17. PW4 is the Circle Inspector, Kunnamkulam and according to him, he had received Ext.P2 complaint from PW2. On the basis of the same, CW14 registered Ext.P4 FIR. PW4 conducted the investigation and seized the passport, entry permit, hospital card, passenger ticket, photo and economy card produced by PW2, as per Ext.P5 seizure mahazar. Ext.P6 is the document list prepared for producing said documents before court. Ext.P7 to P12 are the documents produced by PW2. He conducted search at the house of the accused.
18. PW5 is the Sub Inspector of Police Kunnamkulam Police Station. According to him, he filed Ext.P13 report for adding the offences under the Immoral Traffic (Prevention) Act. PW6 is the doctor who attested Ext.P3 medical certificate. PW7 is the Circle Inspector who conducted a part of investigation. PW8 is the Circle Inspector and according to him, on 09.07.2009, he had arrested accused No.1. Accused No.2 could not be arrested. He completed the investigation and filed final report showing that the accused No.2 (the appellant herein) had been absconding.

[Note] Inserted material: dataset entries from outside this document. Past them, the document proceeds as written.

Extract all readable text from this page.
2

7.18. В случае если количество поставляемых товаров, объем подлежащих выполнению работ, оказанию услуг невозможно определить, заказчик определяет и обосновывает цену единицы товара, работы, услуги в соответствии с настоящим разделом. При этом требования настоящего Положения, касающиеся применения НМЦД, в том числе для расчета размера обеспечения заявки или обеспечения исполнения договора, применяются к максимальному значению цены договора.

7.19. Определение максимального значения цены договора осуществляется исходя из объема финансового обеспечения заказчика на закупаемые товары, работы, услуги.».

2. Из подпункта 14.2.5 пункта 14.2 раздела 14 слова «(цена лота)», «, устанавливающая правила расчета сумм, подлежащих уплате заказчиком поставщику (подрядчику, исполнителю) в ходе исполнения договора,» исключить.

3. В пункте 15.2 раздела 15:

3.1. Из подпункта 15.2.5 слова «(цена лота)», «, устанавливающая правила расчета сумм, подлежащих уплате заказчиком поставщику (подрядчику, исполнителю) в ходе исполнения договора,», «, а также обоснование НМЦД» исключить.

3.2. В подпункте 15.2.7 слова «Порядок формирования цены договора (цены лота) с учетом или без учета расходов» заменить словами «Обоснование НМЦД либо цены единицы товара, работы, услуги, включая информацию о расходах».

19. As regards the delay of 22 days in lodging the FIR canvassed by the learned counsel for the appellant to shake the prosecution case is concerned, the same is of no serious consequence since a reasonable delay in sexual assault cases would occur because of the thinking time taken by the victim or her relatives after the trauma and consequential dilemma. Therefore, this contention cannot be appreciated. On re-appreciating evidence, it could be found that the learned Special Judge is right in finding commission of offences punishable under Sections 376 and 506(ii) of IPC as well as under Sections 5 and 6 of the ITP Act and therefore the conviction doesn't require any interference.
20. Coming to the sentence, having considered the nature and gravity of the offences alleged to be committed by the appellant/2nd accused, the same also found to be reasonable and accordingly the same is confirmed.
21. In the result, this Appeal fails and is accordingly dismissed.
The conviction and sentence imposed by the Special Court are confirmed. As a sequel thereof, the order suspending sentence and granting bail to the accused stands cancelled and the bail bond also stands cancelled.
22. The appellant/2nd accused is directed to surrender before the Special Court to undergo the sentence forthwith, failing which the Special Court shall execute the sentence forthwith.
Registry is directed to forward a copy of this judgment to the Special Court for compliance and further steps.